Technology has a steep learning curve, and a few precision agriculture classes are not enough. The educational continuum is still missing computer skills, fundamental agronomic knowledge and especially critical thinking skills.
Precision happens when the technology shows itself to be useful and economically feasible. The technology won’t be sustainable and nobody will use it if it does not have a clear economic benefit, improve the comfort, life or labour of the user or provide environmental benefits.
There are examples of precision technology that were more slowly adopted or did not catch on right away.
Yield monitoring was adopted because most farmers could understand the value of seeing high and low yields. However, the economic value was questionable, so it wasn’t adopted as fast as guidance technology.
Guidance systems were adopted quickly because there was a clear value to the comfort and labour of the grower.
This is something I have taught students for many years, but I’m eating my words now with the popularity and adoption of unmanned aerial systems. Even though it will most likely prove to be a benefit to growers someday, adoption is speeding ahead without hard evidence of those benefits.

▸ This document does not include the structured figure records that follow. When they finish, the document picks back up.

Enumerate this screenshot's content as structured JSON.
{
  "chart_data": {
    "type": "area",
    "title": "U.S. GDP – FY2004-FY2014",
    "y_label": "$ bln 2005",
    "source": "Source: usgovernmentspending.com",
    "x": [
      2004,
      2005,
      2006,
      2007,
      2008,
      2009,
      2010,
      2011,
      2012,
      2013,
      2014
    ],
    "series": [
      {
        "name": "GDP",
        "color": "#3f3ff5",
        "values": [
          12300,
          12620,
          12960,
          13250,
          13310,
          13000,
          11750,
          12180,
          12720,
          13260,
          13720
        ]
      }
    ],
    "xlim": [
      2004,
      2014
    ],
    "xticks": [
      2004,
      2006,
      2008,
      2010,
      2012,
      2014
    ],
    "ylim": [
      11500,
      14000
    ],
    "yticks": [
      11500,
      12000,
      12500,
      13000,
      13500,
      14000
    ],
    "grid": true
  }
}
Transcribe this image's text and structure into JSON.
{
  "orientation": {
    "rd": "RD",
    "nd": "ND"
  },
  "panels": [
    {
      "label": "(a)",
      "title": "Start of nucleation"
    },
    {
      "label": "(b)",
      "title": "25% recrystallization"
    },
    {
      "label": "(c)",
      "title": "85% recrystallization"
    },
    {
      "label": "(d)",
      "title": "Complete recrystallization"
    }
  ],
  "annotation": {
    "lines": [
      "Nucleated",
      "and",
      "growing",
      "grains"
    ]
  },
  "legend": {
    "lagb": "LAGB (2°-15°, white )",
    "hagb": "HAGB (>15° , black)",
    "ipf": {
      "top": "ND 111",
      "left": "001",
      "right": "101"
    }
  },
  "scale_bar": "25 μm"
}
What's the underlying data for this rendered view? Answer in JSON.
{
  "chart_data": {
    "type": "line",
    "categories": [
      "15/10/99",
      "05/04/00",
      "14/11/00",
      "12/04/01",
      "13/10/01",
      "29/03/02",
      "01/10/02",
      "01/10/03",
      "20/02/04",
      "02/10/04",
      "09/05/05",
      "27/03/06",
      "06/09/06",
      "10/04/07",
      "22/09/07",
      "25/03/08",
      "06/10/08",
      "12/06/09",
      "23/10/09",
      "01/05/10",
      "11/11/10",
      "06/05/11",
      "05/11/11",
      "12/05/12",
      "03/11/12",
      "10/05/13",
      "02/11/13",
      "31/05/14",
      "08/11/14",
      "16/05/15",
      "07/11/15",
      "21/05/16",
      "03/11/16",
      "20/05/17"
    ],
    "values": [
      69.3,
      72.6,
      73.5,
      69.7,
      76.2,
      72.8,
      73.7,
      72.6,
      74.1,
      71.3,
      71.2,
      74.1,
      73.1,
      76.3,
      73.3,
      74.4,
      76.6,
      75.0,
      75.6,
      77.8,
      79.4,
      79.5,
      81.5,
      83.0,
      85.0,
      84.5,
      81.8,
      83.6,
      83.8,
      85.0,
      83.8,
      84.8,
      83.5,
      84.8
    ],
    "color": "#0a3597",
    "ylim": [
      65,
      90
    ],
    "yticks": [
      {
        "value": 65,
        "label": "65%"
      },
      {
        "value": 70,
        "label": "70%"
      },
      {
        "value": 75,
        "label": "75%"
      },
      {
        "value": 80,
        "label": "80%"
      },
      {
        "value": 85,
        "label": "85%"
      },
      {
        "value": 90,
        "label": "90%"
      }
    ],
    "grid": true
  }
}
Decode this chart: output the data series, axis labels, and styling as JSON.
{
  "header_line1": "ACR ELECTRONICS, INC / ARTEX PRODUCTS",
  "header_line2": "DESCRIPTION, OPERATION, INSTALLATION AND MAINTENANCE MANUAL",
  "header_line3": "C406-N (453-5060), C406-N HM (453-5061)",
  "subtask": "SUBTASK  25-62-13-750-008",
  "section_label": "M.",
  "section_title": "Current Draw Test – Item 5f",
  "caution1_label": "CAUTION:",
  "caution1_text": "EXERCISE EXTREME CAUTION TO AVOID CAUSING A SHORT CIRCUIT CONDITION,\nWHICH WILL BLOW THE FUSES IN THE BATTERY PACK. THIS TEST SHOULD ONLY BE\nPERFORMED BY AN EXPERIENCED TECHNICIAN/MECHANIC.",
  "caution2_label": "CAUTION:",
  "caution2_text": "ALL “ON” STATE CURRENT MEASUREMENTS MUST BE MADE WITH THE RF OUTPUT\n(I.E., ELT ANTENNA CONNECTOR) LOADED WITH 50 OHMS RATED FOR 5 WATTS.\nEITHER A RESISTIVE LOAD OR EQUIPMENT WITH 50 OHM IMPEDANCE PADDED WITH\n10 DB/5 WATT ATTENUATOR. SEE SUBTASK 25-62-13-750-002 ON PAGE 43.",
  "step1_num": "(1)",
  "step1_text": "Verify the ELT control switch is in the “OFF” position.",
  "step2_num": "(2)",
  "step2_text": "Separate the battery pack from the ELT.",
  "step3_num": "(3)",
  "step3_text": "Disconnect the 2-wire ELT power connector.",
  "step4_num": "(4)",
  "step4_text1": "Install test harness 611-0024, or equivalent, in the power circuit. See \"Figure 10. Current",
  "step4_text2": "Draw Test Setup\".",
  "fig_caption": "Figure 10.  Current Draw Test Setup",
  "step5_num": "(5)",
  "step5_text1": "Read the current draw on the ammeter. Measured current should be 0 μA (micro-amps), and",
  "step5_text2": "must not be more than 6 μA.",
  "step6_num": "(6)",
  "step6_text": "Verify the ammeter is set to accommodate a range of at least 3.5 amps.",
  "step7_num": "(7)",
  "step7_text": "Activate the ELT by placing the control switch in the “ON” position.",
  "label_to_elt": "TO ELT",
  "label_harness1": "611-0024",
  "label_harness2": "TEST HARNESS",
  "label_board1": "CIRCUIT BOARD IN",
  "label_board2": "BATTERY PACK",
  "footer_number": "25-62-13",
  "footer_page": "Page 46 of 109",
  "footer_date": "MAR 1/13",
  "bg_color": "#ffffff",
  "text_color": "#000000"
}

Obstacles to the grower include software that isn’t intuitive and difficult to use, hardware that doesn’t perform as advertised and support that is difficult to access. Producers either fight through it, intent on using it for an eventual benefit, or buy something else that is more usable. It is often left in the box and ends up as wasted money and time.
Precision happens when the technology’s value is within reach of the grower. I am not going to review specific equipment in future columns.
Instead, I will provide examples of how technology is used to make precision happen.
Precision happens only when the technology works right. The size of a column doesn’t allow me to go into extreme detail on technical issues, but I hope to include columns that discuss both hardware and software problems. More than the problems themselves, the process for troubleshooting hopefully will be a common topic.
I would like to encourage suggestions and questions. If these are topics that you are also concerned with, please feel free to share your ideas.
The bottom line is that the grower is not out there alone. It takes a lot of people to make precision happen.